After showing off the grand exterior of SpaceX's new spaceship during the Saturday presentation in Texas, CEO Elon Musk has tried to offer a peek into the spaceship’s interior via a video along with insights on the company’s space plans.

On Monday, SpaceX uploaded a 2-minute video on Youtube painting the futuristic vision of how it wants to ferry humans to Mars and other planets on affordable costs on the emerging Starship.

But the video was technically unlisted on Youtube. It appeared later on a new site that SpaceX created to promote the Mars Starship.

The Saturday presentation by the SpaceX CEO gave a comprehensive design update about Starship and Super Heavy, the reusable spacecraft and rocket that will be used for Mars colonization.

Musk gave the presentation standing before the newly assembled stainless-steel Starship Mk1, the prototype of the 100-passenger spacecraft.

The video unveils the vision of Musk on the Starship and how it could become the first reusable launch system. SpaceX animation details the vision on the Mars plan.

The 2-stages starship system will have one 164 foot tall starship spaceship proper and a 223-foot tall booster.

The animation shows how it would fire back to the land on its own after the spaceship detaches above a certain altitude and start going ahead under its propulsion.

On Oct. 1, Tuesday Musk also posted a 10-second video on Twitter that showed the cargo bay of the spacecraft with its a whopping 30 feet width and a sumptuous glimpse of the interior of the 165-foot-tall Mk1.

The prototype Mk1 will use three next-generation Raptor engines in proto tests whereas the final version will have six Raptors, and the Super Heavy will use 37 Raptor engines.

The 146-foot stainless steel Mk1 is expected to make its first flight in another two months.

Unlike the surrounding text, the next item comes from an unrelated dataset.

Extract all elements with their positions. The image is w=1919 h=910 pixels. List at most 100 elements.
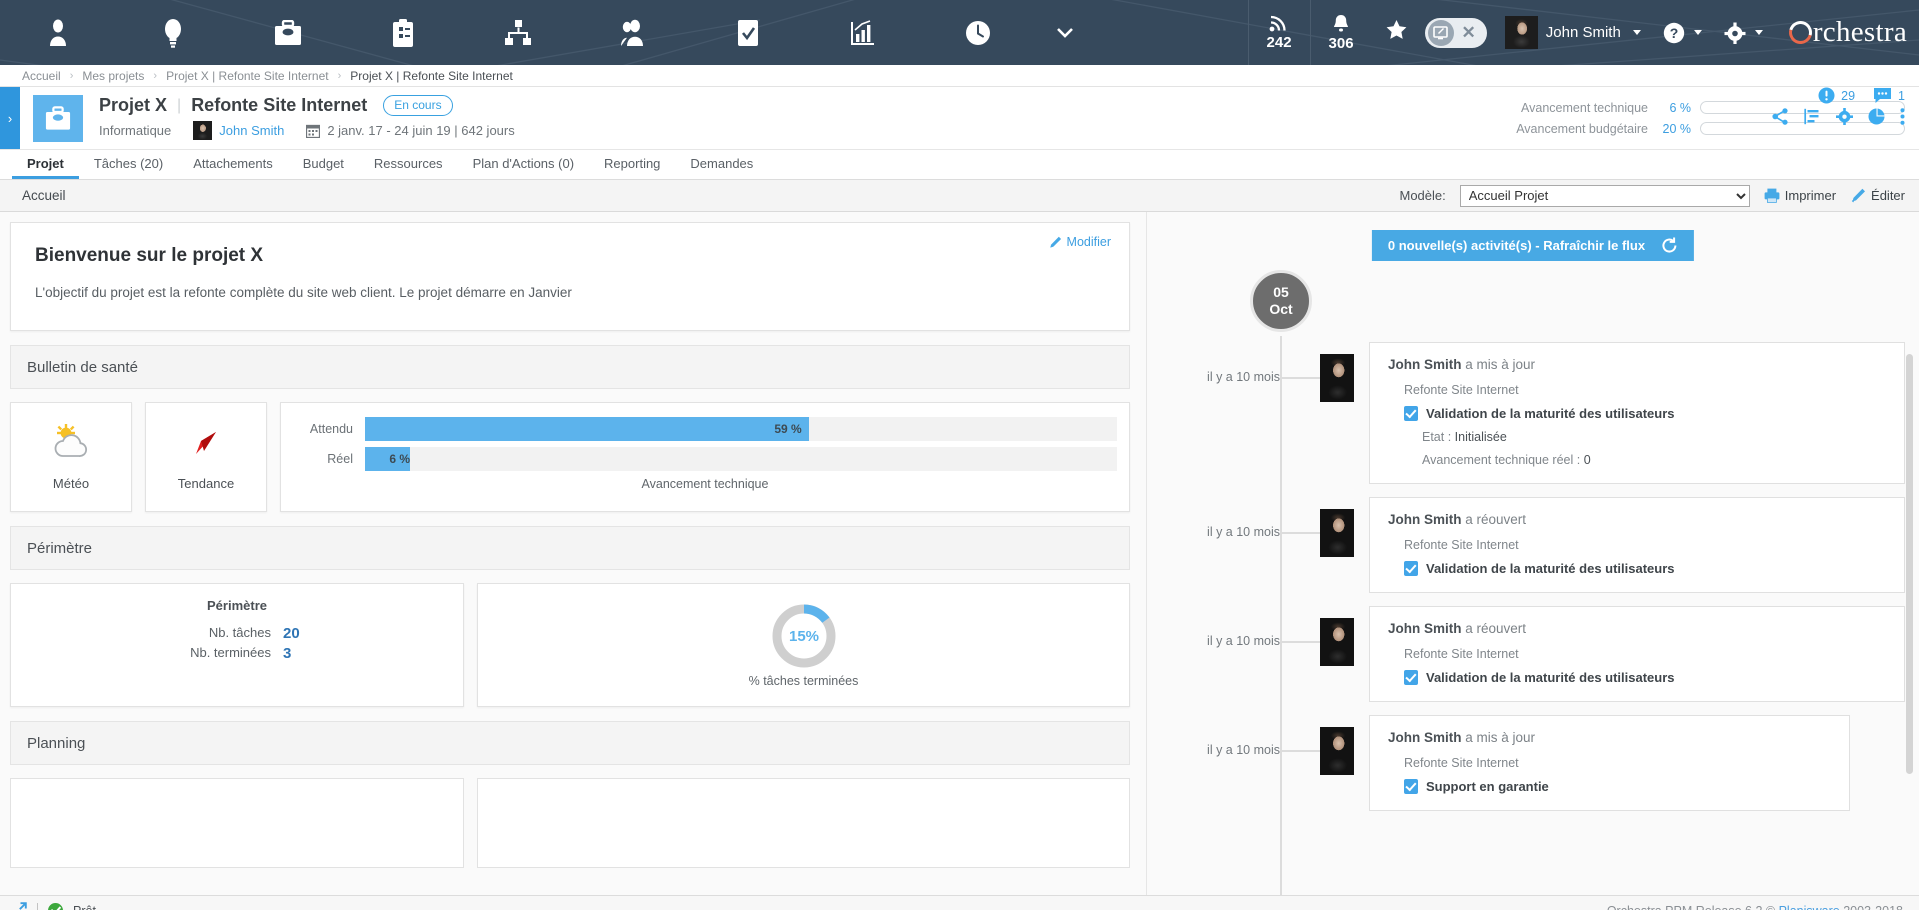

The prototype will launch an uncrewed, 12-mile-high jaunt into the skies above the South Texas facility of SpaceX.

NASA plans on Mars

Meanwhile, the search on Mars facts by NASA is making progress after its Mars Rovers experiments.

The InSight mission of NASA involving a stationary probe's seismometer started listening out for quakes on Mars since late 2018.

spaceX
Pictured is the exterior of SpaceX headquarters in Hawthorne, California as seen on July 22, 2018. ROBYN BECK/AFP/Getty Images

Seismic activity is key to the knowledge about the interior of a planet.

InSight landed on Mars in November 2018. After a long lull, it recorded a strong seismic signal on April 6 and it was a probable quake within the planet.

InSight then detected more than 100 events and researchers said 20 of them could be Martian quakes.